The collapse of mass membership parties and the end of ideology mean that political leaders no longer reflect the aspirations of their activists. Instead they use focus groups to find out what voters want, a system which, as Professor Colin Crouch recently observed, ‘has all the advantages of discovering the public’s views without the latter being able to take control of the process for itself’. Once the experts report back from these focus groups, marketing techniques and computer technology of astounding complexity are brought into play to identify and target individual voters. The methods used are exactly the same as for a commercial organisation selling a product. This method of engaging in politics produces a large number of malign effects. One of them is that, since the main parties target the same voters, they tend to say the same thing. On immigration, for all Tony Blair’s hypocritical claims that the Tories are fighting a ‘nasty’ campaign, Labour has copied the opposition. Meanwhile Michael Howard has timidly accepted Labour’s tax and spending plans.
This election is about fundamental agreement on substantive issues, poorly concealed by the manufacture of artificial differences. This is what has made the election so boring, and such a fraud on the voters. It has become a passionless, shameful, holein-the-corner affair about which all of us political parties, the media, the nation as a whole — should feel thoroughly ashamed. There is no passion, no conviction, no belief; just clinical execution. So far only George Galloway of the Respect coalition has given the impression that he cares about politics, and he is a pariah from outside any of the main three parties.

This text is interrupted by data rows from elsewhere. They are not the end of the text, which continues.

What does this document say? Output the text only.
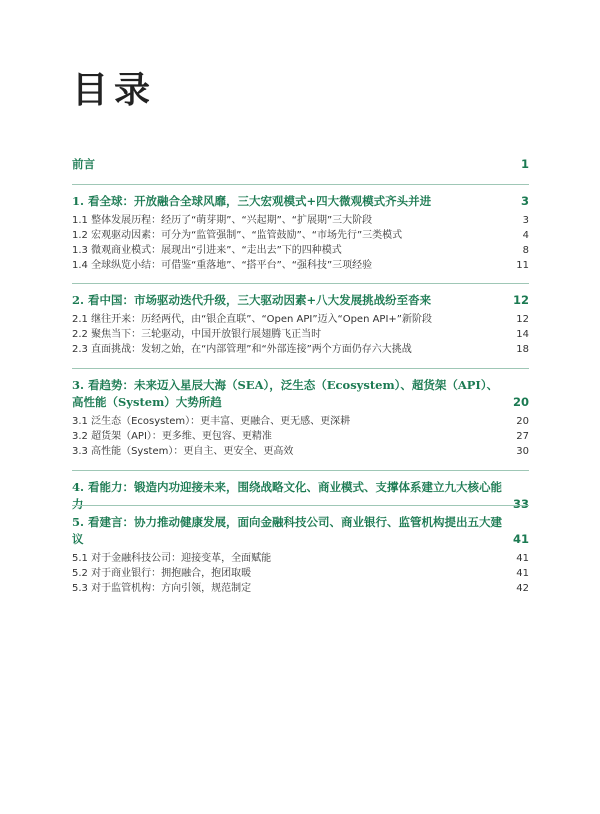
目录
前言	1
1. 看全球：开放融合全球风靡，三大宏观模式+四大微观模式齐头并进	3
1.1 整体发展历程：经历了“萌芽期”、“兴起期”、“扩展期”三大阶段	3
1.2 宏观驱动因素：可分为“监管强制”、“监管鼓励”、“市场先行”三类模式	4
1.3 微观商业模式：展现出“引进来”、“走出去”下的四种模式	8
1.4 全球纵览小结：可借鉴“重落地”、“搭平台”、“强科技”三项经验	11
2. 看中国：市场驱动迭代升级，三大驱动因素+八大发展挑战纷至沓来	12
2.1 继往开来：历经两代，由“银企直联”、“Open API”迈入“Open API+”新阶段	12
2.2 聚焦当下：三轮驱动，中国开放银行展翅腾飞正当时	14
2.3 直面挑战：发轫之始，在“内部管理”和“外部连接”两个方面仍存六大挑战	18
3. 看趋势：未来迈入星辰大海（SEA），泛生态（Ecosystem）、超货架（API）、高性能（System）大势所趋	20
3.1 泛生态（Ecosystem）：更丰富、更融合、更无感、更深耕	20
3.2 超货架（API）：更多维、更包容、更精准	27
3.3 高性能（System）：更自主、更安全、更高效	30
4. 看能力：锻造内功迎接未来，围绕战略文化、商业模式、支撑体系建立九大核心能力	33
5. 看建言：协力推动健康发展，面向金融科技公司、商业银行、监管机构提出五大建议	41
5.1 对于金融科技公司：迎接变革，全面赋能	41
5.2 对于商业银行：拥抱融合，抱团取暖	41
5.3 对于监管机构：方向引领，规范制定	42
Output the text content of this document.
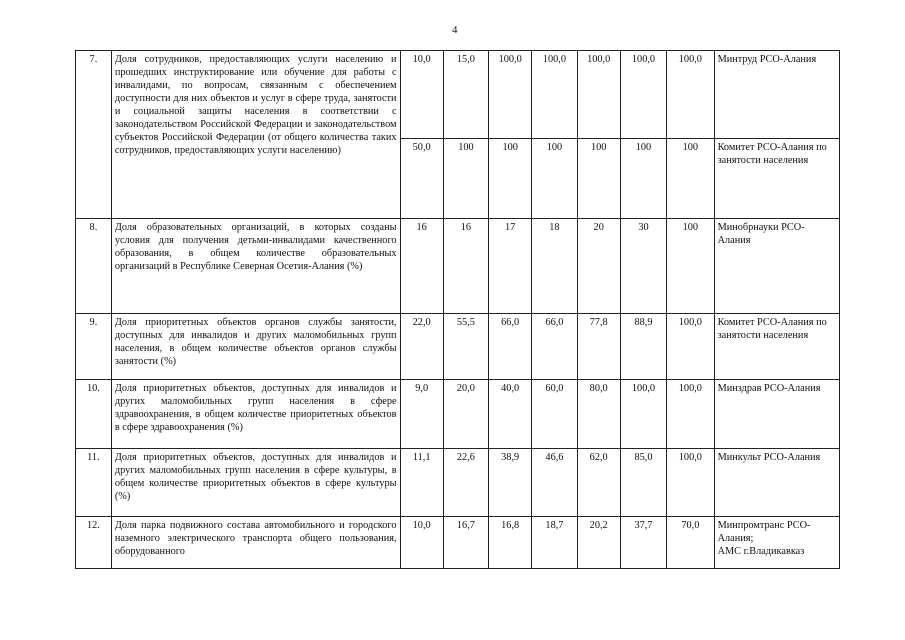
4
7.	Доля сотрудников, предоставляющих услуги населению и прошедших инструктирование или обучение для работы с инвалидами, по вопросам, связанным с обеспечением доступности для них объектов и услуг в сфере труда, занятости и социальной защиты населения в соответствии с законодательством Российской Федерации и законодательством субъектов Российской Федерации (от общего количества таких сотрудников, предоставляющих услуги населению)	10,0	15,0	100,0	100,0	100,0	100,0	100,0	Минтруд РСО-Алания
		50,0	100	100	100	100	100	100	Комитет РСО-Алания по занятости населения
8.	Доля образовательных организаций, в которых созданы условия для получения детьми-инвалидами качественного образования, в общем количестве образовательных организаций в Республике Северная Осетия-Алания (%)	16	16	17	18	20	30	100	Минобрнауки РСО-Алания
9.	Доля приоритетных объектов органов службы занятости, доступных для инвалидов и других маломобильных групп населения, в общем количестве объектов органов службы занятости (%)	22,0	55,5	66,0	66,0	77,8	88,9	100,0	Комитет РСО-Алания по занятости населения
10.	Доля приоритетных объектов, доступных для инвалидов и других маломобильных групп населения в сфере здравоохранения, в общем количестве приоритетных объектов в сфере здравоохранения (%)	9,0	20,0	40,0	60,0	80,0	100,0	100,0	Минздрав РСО-Алания
11.	Доля приоритетных объектов, доступных для инвалидов и других маломобильных групп населения в сфере культуры, в общем количестве приоритетных объектов в сфере культуры (%)	11,1	22,6	38,9	46,6	62,0	85,0	100,0	Минкульт РСО-Алания
12.	Доля парка подвижного состава автомобильного и городского наземного электрического транспорта общего пользования, оборудованного	10,0	16,7	16,8	18,7	20,2	37,7	70,0	Минпромтранс РСО-Алания;
АМС г.Владикавказ
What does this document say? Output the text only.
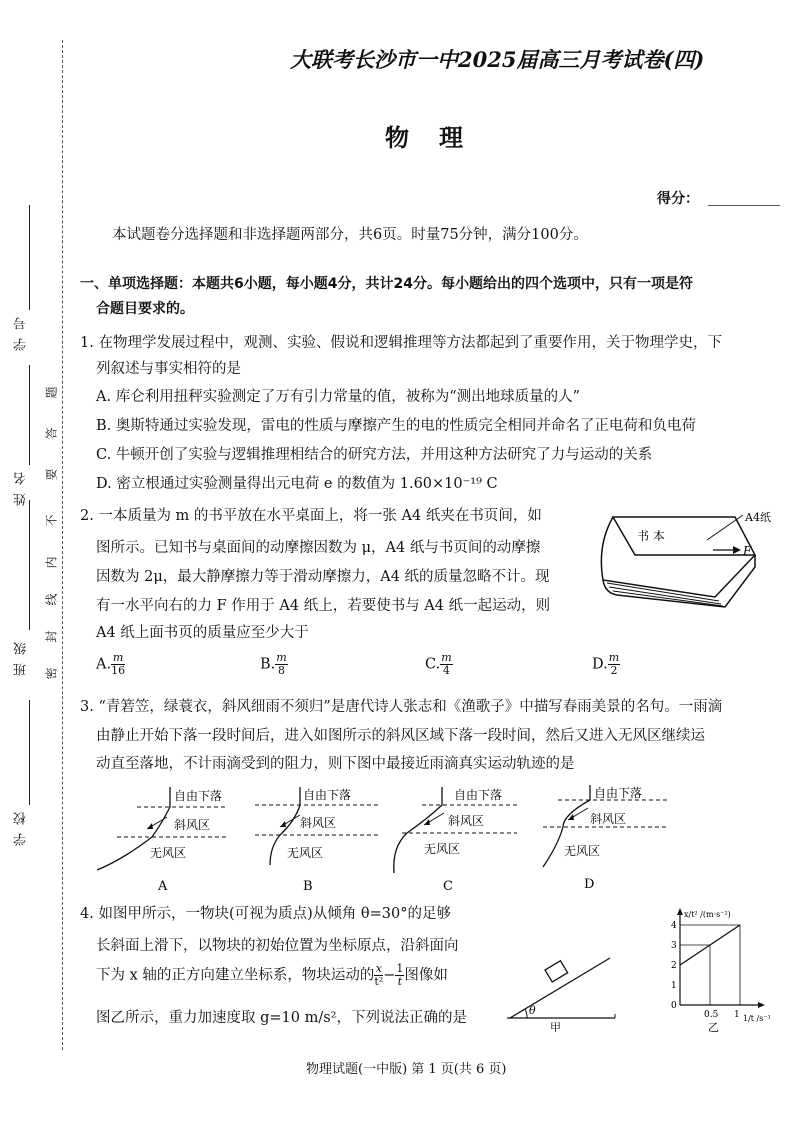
学 校
班 级
姓 名
学 号
密
封
线
内
不
要
答
题
大联考长沙市一中2025届高三月考试卷(四)
物理
得分：
本试题卷分选择题和非选择题两部分，共6页。时量75分钟，满分100分。
一、单项选择题：本题共6小题，每小题4分，共计24分。每小题给出的四个选项中，只有一项是符
合题目要求的。
1. 在物理学发展过程中，观测、实验、假说和逻辑推理等方法都起到了重要作用，关于物理学史，下
列叙述与事实相符的是
A. 库仑利用扭秤实验测定了万有引力常量的值，被称为“测出地球质量的人”
B. 奥斯特通过实验发现，雷电的性质与摩擦产生的电的性质完全相同并命名了正电荷和负电荷
C. 牛顿开创了实验与逻辑推理相结合的研究方法，并用这种方法研究了力与运动的关系
D. 密立根通过实验测量得出元电荷 e 的数值为 1.60×10⁻¹⁹ C
2. 一本质量为 m 的书平放在水平桌面上，将一张 A4 纸夹在书页间，如
图所示。已知书与桌面间的动摩擦因数为 μ，A4 纸与书页间的动摩擦
因数为 2μ，最大静摩擦力等于滑动摩擦力，A4 纸的质量忽略不计。现
有一水平向右的力 F 作用于 A4 纸上，若要使书与 A4 纸一起运动，则
A4 纸上面书页的质量应至少大于
书 本
A4纸
F
A. $\frac{m}{16}$	B. $\frac{m}{8}$	C. $\frac{m}{4}$	D. $\frac{m}{2}$
3. “青箬笠，绿蓑衣，斜风细雨不须归”是唐代诗人张志和《渔歌子》中描写春雨美景的名句。一雨滴
由静止开始下落一段时间后，进入如图所示的斜风区域下落一段时间，然后又进入无风区继续运
动直至落地，不计雨滴受到的阻力，则下图中最接近雨滴真实运动轨迹的是
自由下落
斜风区
无风区
A
自由下落
斜风区
无风区
B
自由下落
斜风区
无风区
C
自由下落
斜风区
无风区
D
4. 如图甲所示，一物块(可视为质点)从倾角 θ=30°的足够
长斜面上滑下，以物块的初始位置为坐标原点，沿斜面向
下为 x 轴的正方向建立坐标系，物块运动的 $\frac{x}{\text{t²}} - \frac{1}{t}$ 图像如
图乙所示，重力加速度取 g=10 m/s²，下列说法正确的是	θ
甲
x/t² /(m·s⁻²)
1/t /s⁻¹
0
1
2
3
4
0.5 1
乙
物理试题(一中版) 第 1 页(共 6 页)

This apathy suits Labour, which will receive its purely negative endorsement from the British people on 5 May. But it is unfair to be too hard on Michael Howard for his collaboration in a general election that has turned into a giant conspiracy against the British people. He had no choice when he took over the Conservative party 17 months ago. There were too few resources in terms of personnel, intellectual capital and above all — time. The party was facing disaster at the polls and the best he could do was impose discipline and hone a narrow message. Michael Howard is fighting a hard, lonely, admirable battle with practically no support from colleagues.
Beyond 5 May, the Tory party needs to make the case for what it believes. There is a long intellectual battle to be fought, and great arguments to be had about the nature of the state, about the future of public services, and about British identity. None of those arguments is being heard in this general election because British politicians are ashamed to make them. If the Tories could learn to campaign with passion, they might not just save themselves; they could even save British democracy.